My goodness A.E.M., that is a sweet looking setup!

Looks like you've given up on BBs, too!

Is that 10+ inches of .030 latex tapered 3/4 to 3/8?

Very nice!


----------



## Alfred E.M. (Jul 5, 2014)

*Thanks Ray, I really like it. Haven't given up on BBs, just expanded a bit into flats. These bands are Simple's 3/4 - 1/2 tapers, great for 5/16.*

*Something I overlooked - they offer 9/16 - 7/16, and I've convinced myself I need to order some. *


----------



## MakoPat (Mar 12, 2018)

That is pure sweetness and genius! Where does one get one of those?


----------



## Alfred E.M. (Jul 5, 2014)

https://www.waspslingshots.co.uk/standard-slingshots-1

*MP - mine is the translucent clear, 'Ice' they call it. The opaque red speaks to me too ... maybe this fall. *

*For me, the size, design, and comfort are perfect, but its charm is really only apparent in hand. *

*Looks like they've expanded the line a lot lately. Also, it arrives in 5 days from England! Great slingshots.*

*This Dan Ambrosius video convinced me to buy one - *


----------



## Northerner (Nov 9, 2010)

Nice looking frame. Very clean looking attachment system.


----------



## KawKan (May 11, 2013)

@MakoPat:

I got mine from Dan Ambrosious in a trade, but he's no longer supplying Wasp Slingshots.

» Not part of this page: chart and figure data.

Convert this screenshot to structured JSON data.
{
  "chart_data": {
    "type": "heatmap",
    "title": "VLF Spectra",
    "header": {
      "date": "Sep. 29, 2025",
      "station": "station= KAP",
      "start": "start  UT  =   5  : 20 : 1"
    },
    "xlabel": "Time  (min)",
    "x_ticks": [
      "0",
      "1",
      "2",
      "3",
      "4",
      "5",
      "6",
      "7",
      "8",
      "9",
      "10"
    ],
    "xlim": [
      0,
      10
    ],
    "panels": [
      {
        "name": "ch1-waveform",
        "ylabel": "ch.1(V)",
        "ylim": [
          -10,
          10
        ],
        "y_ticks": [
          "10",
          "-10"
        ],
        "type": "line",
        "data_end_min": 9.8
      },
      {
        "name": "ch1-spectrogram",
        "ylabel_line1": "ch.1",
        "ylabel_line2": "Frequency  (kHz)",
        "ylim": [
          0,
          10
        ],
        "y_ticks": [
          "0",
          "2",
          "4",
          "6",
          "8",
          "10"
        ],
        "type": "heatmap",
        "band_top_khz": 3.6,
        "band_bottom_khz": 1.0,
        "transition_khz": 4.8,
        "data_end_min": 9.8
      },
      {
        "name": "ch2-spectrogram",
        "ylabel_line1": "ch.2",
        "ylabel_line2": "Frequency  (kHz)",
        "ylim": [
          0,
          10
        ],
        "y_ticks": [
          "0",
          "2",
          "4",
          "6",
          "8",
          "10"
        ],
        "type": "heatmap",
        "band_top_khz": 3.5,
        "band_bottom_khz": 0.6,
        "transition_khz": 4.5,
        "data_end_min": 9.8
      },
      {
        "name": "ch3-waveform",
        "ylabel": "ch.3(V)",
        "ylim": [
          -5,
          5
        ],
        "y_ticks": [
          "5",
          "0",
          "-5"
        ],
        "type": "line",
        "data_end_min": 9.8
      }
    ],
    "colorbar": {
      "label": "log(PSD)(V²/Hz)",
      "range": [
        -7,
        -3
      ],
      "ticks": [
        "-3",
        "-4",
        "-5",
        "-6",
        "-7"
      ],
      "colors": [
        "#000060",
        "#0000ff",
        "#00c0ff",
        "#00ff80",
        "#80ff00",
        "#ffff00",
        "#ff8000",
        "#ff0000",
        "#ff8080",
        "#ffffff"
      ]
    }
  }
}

Wasp has a Facebook page: https://www.facebook.com/pg/waspslingshots/services/?service_id=1527531073945911&ref=page_internal

I think you best bet is here: https://www.waspslingshots.co.uk/standard-slingshots-1

Of course, they don't come with AEM's nice modifications, but those look like worthwhile upgrades.


----------



## Ibojoe (Mar 13, 2016)

Man Howie Mandell could shoot that one!lol That baby is clean looking. Nice looking mod Alfred.


----------